Dieu, nous plaignant, voulut qu’elle prît la figure
D’une vierge donnant au ciel son âme pure,
Comme une hostie offerte à Jésus triomphant,
Et qu’elle tînt la hache avec un bras d’enfant,
Forte de son amour et de son ignorance,
Pour chasser l’étranger qui dévorait la France
Comme un troupeau de bœufs mange l’herbe d’un parc,
Et la Lorraine alors se nomma Jeanne d’Arc !
Ô toi, pays de Loire, où le fleuve étincelle,
Tu la vis accourir, cette rude Pucelle
Qui, portant sa bannière avec le lys dessus,
Combattait dans la plaine au nom du roi Jésus !
Faucheuse, elle venait faucher la moisson mûre,
Et le joyeux soleil dorait sa blanche armure.

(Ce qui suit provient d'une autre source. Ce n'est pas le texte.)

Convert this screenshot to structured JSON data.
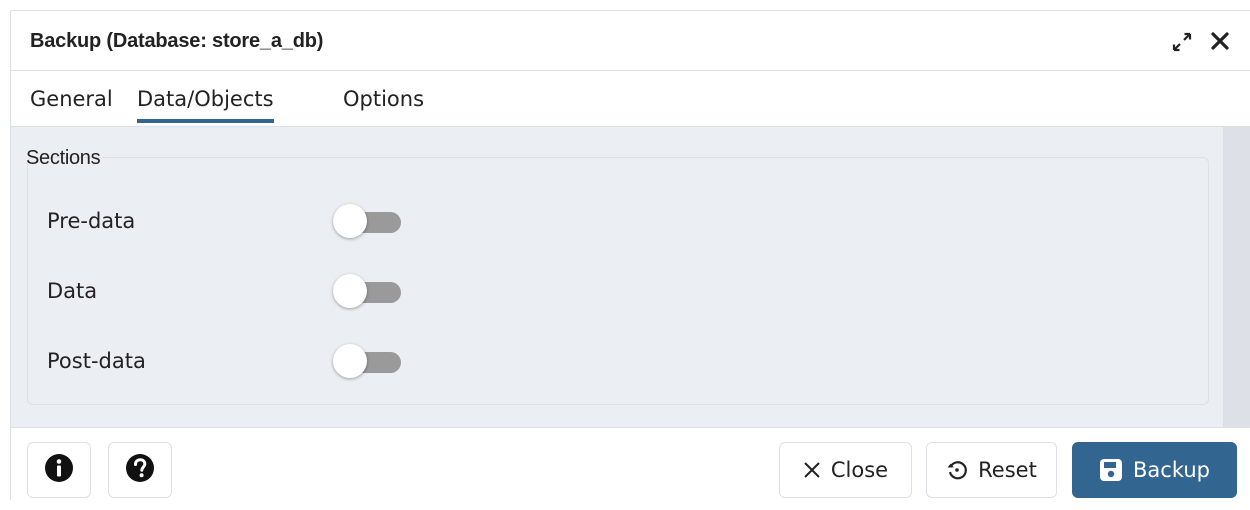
{
  "dialog": {
    "title": "Backup (Database: store_a_db)"
  },
  "tabs": [
    {
      "label": "General",
      "active": false
    },
    {
      "label": "Data/Objects",
      "active": true
    },
    {
      "label": "Options",
      "active": false
    }
  ],
  "sections": {
    "legend": "Sections",
    "rows": [
      {
        "label": "Pre-data",
        "enabled": false
      },
      {
        "label": "Data",
        "enabled": false
      },
      {
        "label": "Post-data",
        "enabled": false
      }
    ]
  },
  "footer": {
    "info_icon": "info-icon",
    "help_icon": "help-icon",
    "close_label": "Close",
    "reset_label": "Reset",
    "backup_label": "Backup"
  },
  "colors": {
    "accent": "#326690",
    "panel_bg": "#ebeef3",
    "toggle_off": "#9a9a9a"
  }
}
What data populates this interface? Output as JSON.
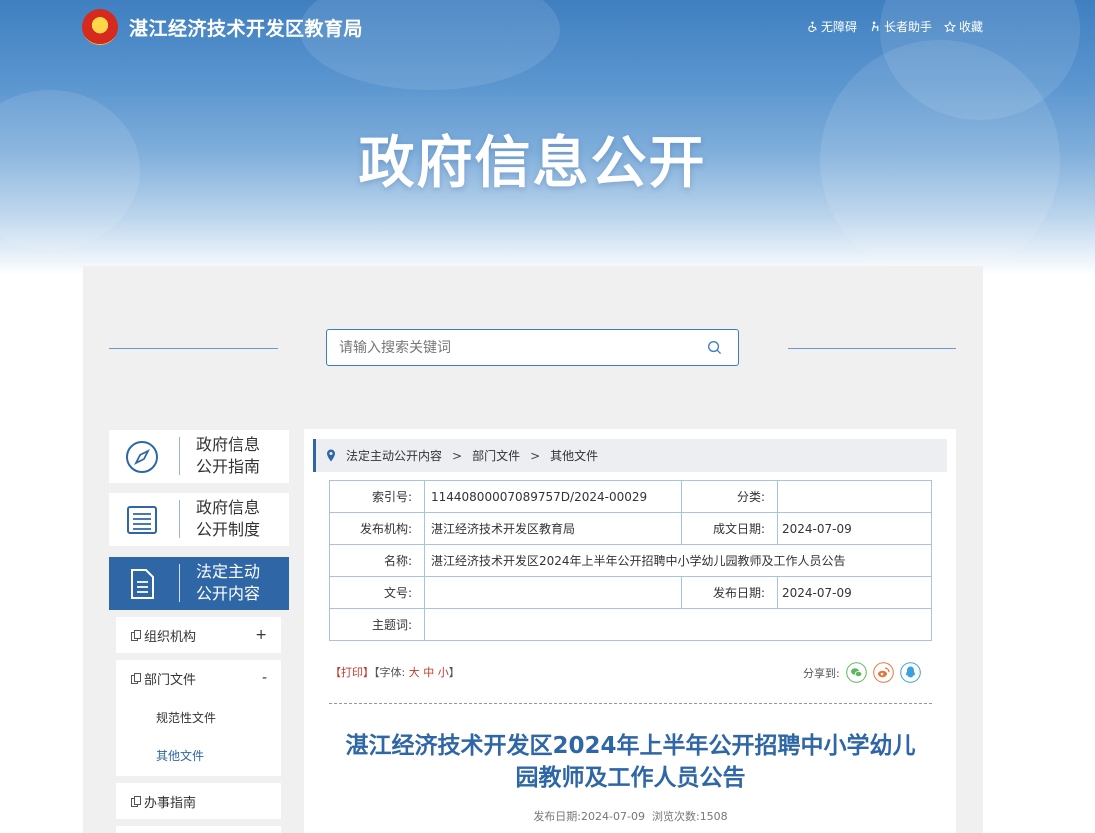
{
  "header": {
    "site_title": "湛江经济技术开发区教育局",
    "links": [
      "无障碍",
      "长者助手",
      "收藏"
    ],
    "banner_title": "政府信息公开"
  },
  "search": {
    "placeholder": "请输入搜索关键词"
  },
  "sidebar": {
    "buttons": [
      {
        "line1": "政府信息",
        "line2": "公开指南",
        "icon": "compass-icon"
      },
      {
        "line1": "政府信息",
        "line2": "公开制度",
        "icon": "list-icon"
      },
      {
        "line1": "法定主动",
        "line2": "公开内容",
        "icon": "document-icon",
        "active": true
      }
    ],
    "tree": [
      {
        "label": "组织机构",
        "toggle": "+"
      },
      {
        "label": "部门文件",
        "toggle": "-",
        "children": [
          "规范性文件",
          "其他文件"
        ]
      },
      {
        "label": "办事指南"
      }
    ]
  },
  "breadcrumb": [
    "法定主动公开内容",
    "部门文件",
    "其他文件"
  ],
  "meta": {
    "index_label": "索引号:",
    "index_value": "11440800007089757D/2024-00029",
    "category_label": "分类:",
    "category_value": "",
    "publisher_label": "发布机构:",
    "publisher_value": "湛江经济技术开发区教育局",
    "created_label": "成文日期:",
    "created_value": "2024-07-09",
    "name_label": "名称:",
    "name_value": "湛江经济技术开发区2024年上半年公开招聘中小学幼儿园教师及工作人员公告",
    "docno_label": "文号:",
    "docno_value": "",
    "pubdate_label": "发布日期:",
    "pubdate_value": "2024-07-09",
    "keywords_label": "主题词:",
    "keywords_value": ""
  },
  "tools": {
    "print": "【打印】",
    "font_label": "【字体:",
    "big": "大",
    "mid": "中",
    "small": "小",
    "close": "】",
    "share_label": "分享到:"
  },
  "article": {
    "title_line1": "湛江经济技术开发区2024年上半年公开招聘中小学幼儿",
    "title_line2": "园教师及工作人员公告",
    "date_label": "发布日期:",
    "date": "2024-07-09",
    "views_label": "浏览次数:",
    "views": "1508"
  },
  "colors": {
    "accent": "#2f67a6",
    "wechat": "#5cb85c",
    "weibo": "#e8743b",
    "qq": "#3aa0de"
  }
}
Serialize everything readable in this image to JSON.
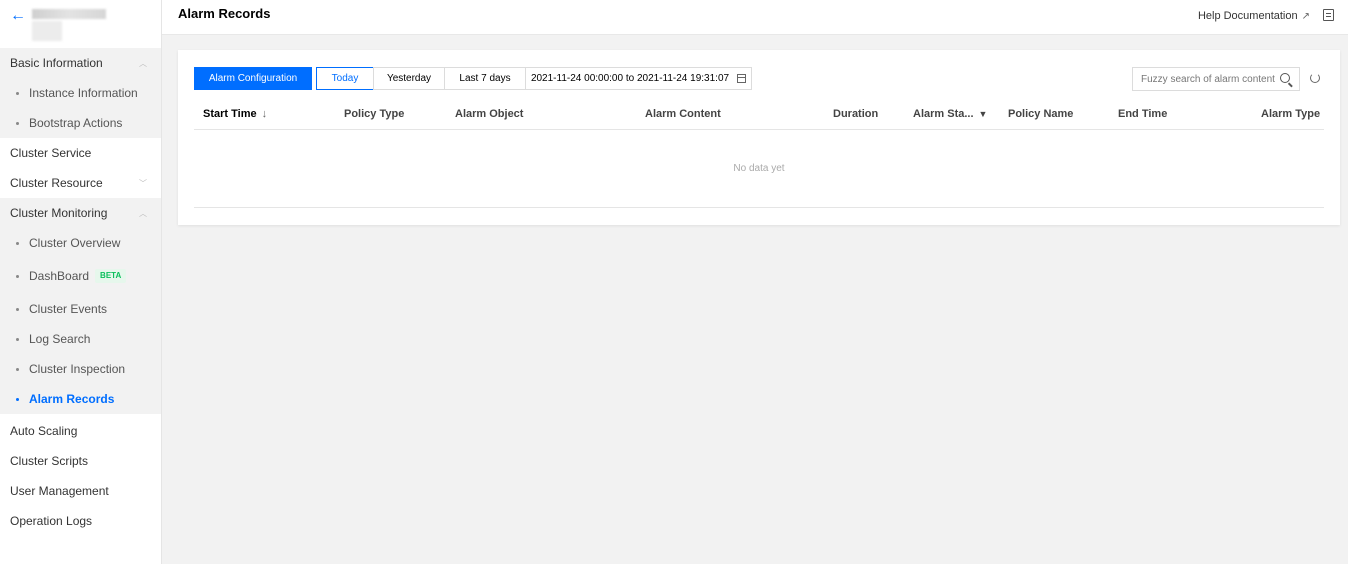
{
  "header": {
    "title": "Alarm Records",
    "help_label": "Help Documentation"
  },
  "sidebar": {
    "items": [
      {
        "label": "Basic Information",
        "expanded": true,
        "children": [
          "Instance Information",
          "Bootstrap Actions"
        ]
      },
      {
        "label": "Cluster Service"
      },
      {
        "label": "Cluster Resource",
        "expanded": false
      },
      {
        "label": "Cluster Monitoring",
        "expanded": true,
        "children": [
          "Cluster Overview",
          "DashBoard",
          "Cluster Events",
          "Log Search",
          "Cluster Inspection",
          "Alarm Records"
        ]
      },
      {
        "label": "Auto Scaling"
      },
      {
        "label": "Cluster Scripts"
      },
      {
        "label": "User Management"
      },
      {
        "label": "Operation Logs"
      }
    ],
    "beta_badge": "BETA",
    "active_item": "Alarm Records"
  },
  "toolbar": {
    "alarm_config_label": "Alarm Configuration",
    "today_label": "Today",
    "yesterday_label": "Yesterday",
    "last7_label": "Last 7 days",
    "date_range": "2021-11-24 00:00:00 to 2021-11-24 19:31:07",
    "search_placeholder": "Fuzzy search of alarm content",
    "selected_range": "Today"
  },
  "table": {
    "columns": [
      "Start Time",
      "Policy Type",
      "Alarm Object",
      "Alarm Content",
      "Duration",
      "Alarm Sta...",
      "Policy Name",
      "End Time",
      "Alarm Type"
    ],
    "rows": [],
    "empty_text": "No data yet"
  },
  "colors": {
    "accent": "#006eff",
    "beta_bg": "#e6f7ec",
    "beta_text": "#0abf5b"
  }
}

Elle pleurait d’offrir des festins aux vautours,
Et montait la première aux échelles des tours.
Partout sûre en son cœur de vaincre, Orléans, Troyes,
Malgré le Bourguignon vorace, étaient ses proies.
Lorsqu’elle pénétrait dans ces séjours de rois,
On entendait sonner dans le vent les beffrois
Avec de grands cris d’or pleins d’une joie étrange,
Et le peuple ravi la suivait comme un ange.
Puis elle retournait, héros insoucieux,
À la bataille, et saint Michel, au haut des cieux
Flamboyants, secouait devant elle son glaive.